Unlike many early margarines which were made from or included animal fats, Nuttelex has always been a purely vegetarian spread. It was created in Melbourne in 1932 by Hugh Halpin. The business was bought by Gordon McNally and Ted Mayes in 1941, with the backing of Unilever. The partnership dissolved in 1947 and the McNally family became sole owners of the Nuttelex brand.
Nuttelex was not the first Australian margarine. According to the Australian Oilseeds Federation, Australia’s first margarine factory was opened in 1892 in Leichardt, NSW, by Tom Hannan. Their product was made from whale oil, coconut oil and palm oil and was flavoured with cultured milk.
Nuttelex, it seems, has always been an all-vegetable product and was probably the first of its kind. The name and the original squirrel logo suggest it originally contained nuts, but the “Original” product is now made from sunflower oil with, according to the manufacturer, “a small amount of sustainable palm fruit oil (to make the product spreadable) along with a fraction of GM-free Canola Oil (which adds to the texture & taste)”.
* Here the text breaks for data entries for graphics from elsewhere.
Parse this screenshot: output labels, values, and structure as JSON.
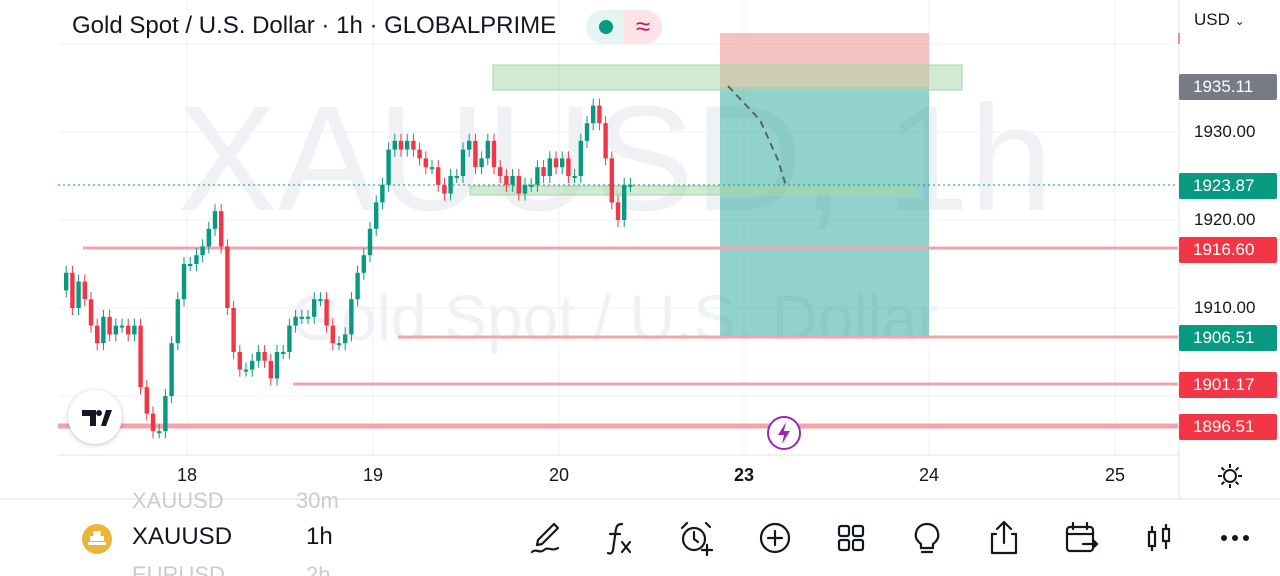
{
  "header": {
    "title": "Gold Spot / U.S. Dollar · 1h · GLOBALPRIME",
    "currency": "USD"
  },
  "watermark": {
    "symbol": "XAUUSD, 1h",
    "description": "Gold Spot / U.S. Dollar"
  },
  "price_axis": {
    "labels": [
      "1930.00",
      "1920.00",
      "1910.00"
    ],
    "tags": [
      {
        "value": "1935.11",
        "color": "#787b86"
      },
      {
        "value": "1923.87",
        "color": "#089981"
      },
      {
        "value": "1916.60",
        "color": "#f23645"
      },
      {
        "value": "1906.51",
        "color": "#089981"
      },
      {
        "value": "1901.17",
        "color": "#f23645"
      },
      {
        "value": "1896.51",
        "color": "#f23645"
      }
    ]
  },
  "time_axis": {
    "labels": [
      "18",
      "19",
      "20",
      "23",
      "24",
      "25"
    ],
    "bold_label": "23"
  },
  "colors": {
    "up": "#089981",
    "down": "#f23645",
    "level_line": "#f7a8ae",
    "zone_green": "#c8e6c9",
    "target_zone": "#26a69a",
    "stop_zone": "#ef9a9a"
  },
  "icons": [
    "tradingview-logo-icon",
    "flash-icon",
    "gear-icon",
    "brush-icon",
    "function-icon",
    "alarm-add-icon",
    "plus-circle-icon",
    "grid-icon",
    "lightbulb-icon",
    "share-icon",
    "calendar-swap-icon",
    "candles-icon",
    "more-icon"
  ],
  "toolbar": {
    "symbol": "XAUUSD",
    "interval": "1h",
    "ghost_prev_symbol": "XAUUSD",
    "ghost_prev_interval": "30m",
    "ghost_next_symbol": "EURUSD",
    "ghost_next_interval": "2h"
  }
}
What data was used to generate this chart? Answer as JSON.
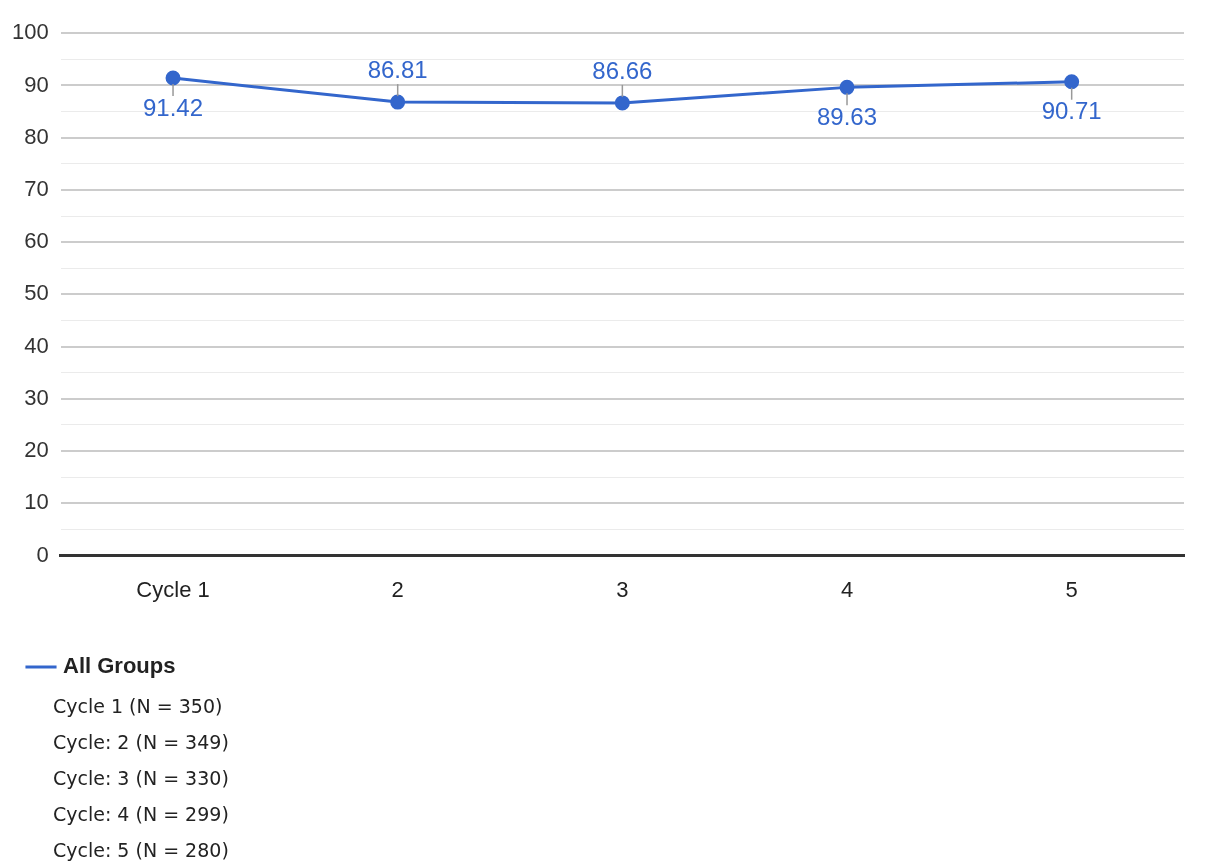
{
  "chart_data": {
    "type": "line",
    "categories": [
      "Cycle 1",
      "2",
      "3",
      "4",
      "5"
    ],
    "series": [
      {
        "name": "All Groups",
        "color": "#3366cc",
        "values": [
          91.42,
          86.81,
          86.66,
          89.63,
          90.71
        ]
      }
    ],
    "ylim": [
      0,
      100
    ],
    "yticks": [
      0,
      {
        "value": 5,
        "label": null
      },
      10,
      {
        "value": 15,
        "label": null
      },
      20,
      {
        "value": 25,
        "label": null
      },
      30,
      {
        "value": 35,
        "label": null
      },
      40,
      {
        "value": 45,
        "label": null
      },
      50,
      {
        "value": 55,
        "label": null
      },
      60,
      {
        "value": 65,
        "label": null
      },
      70,
      {
        "value": 75,
        "label": null
      },
      80,
      {
        "value": 85,
        "label": null
      },
      90,
      {
        "value": 95,
        "label": null
      },
      100
    ],
    "grid": "y",
    "legend": "bottom left",
    "marker": "circle",
    "line_style": "solid",
    "data_labels": true,
    "annotations": [
      "Cycle 1 (N = 350)",
      "Cycle: 2 (N = 349)",
      "Cycle: 3 (N = 330)",
      "Cycle: 4 (N = 299)",
      "Cycle: 5 (N = 280)"
    ]
  }
}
In 1928 Hugh Halpin obtained space in a portion of a former confectionery factory in Gordon Street, Richmond, Victoria. He began the manufacture of Nuttelex Margarine in 1932 and by 1935 occupied the entire factory. Nuttelex later had premises elsewhere in Richmond and is now being manufactured in Windsor, Victoria.
The dairy industry called the margarine business “a menace to the dairy industry” and a range of licences and quotas were applied in Australia to protect butter sales. These laws persisted until the 1990s. Halpin didn’t do himself any favours with advertising that promoted his product as “Equal to Butter and Cheaper”.
After the partnership between Gordon McNally and Ted Mayes was dissolved, Gordon McNally took over at Nuttelex and ran the company until his death in 1996, aged 91, when his son Ian succeeded him. The brand is still in family hands.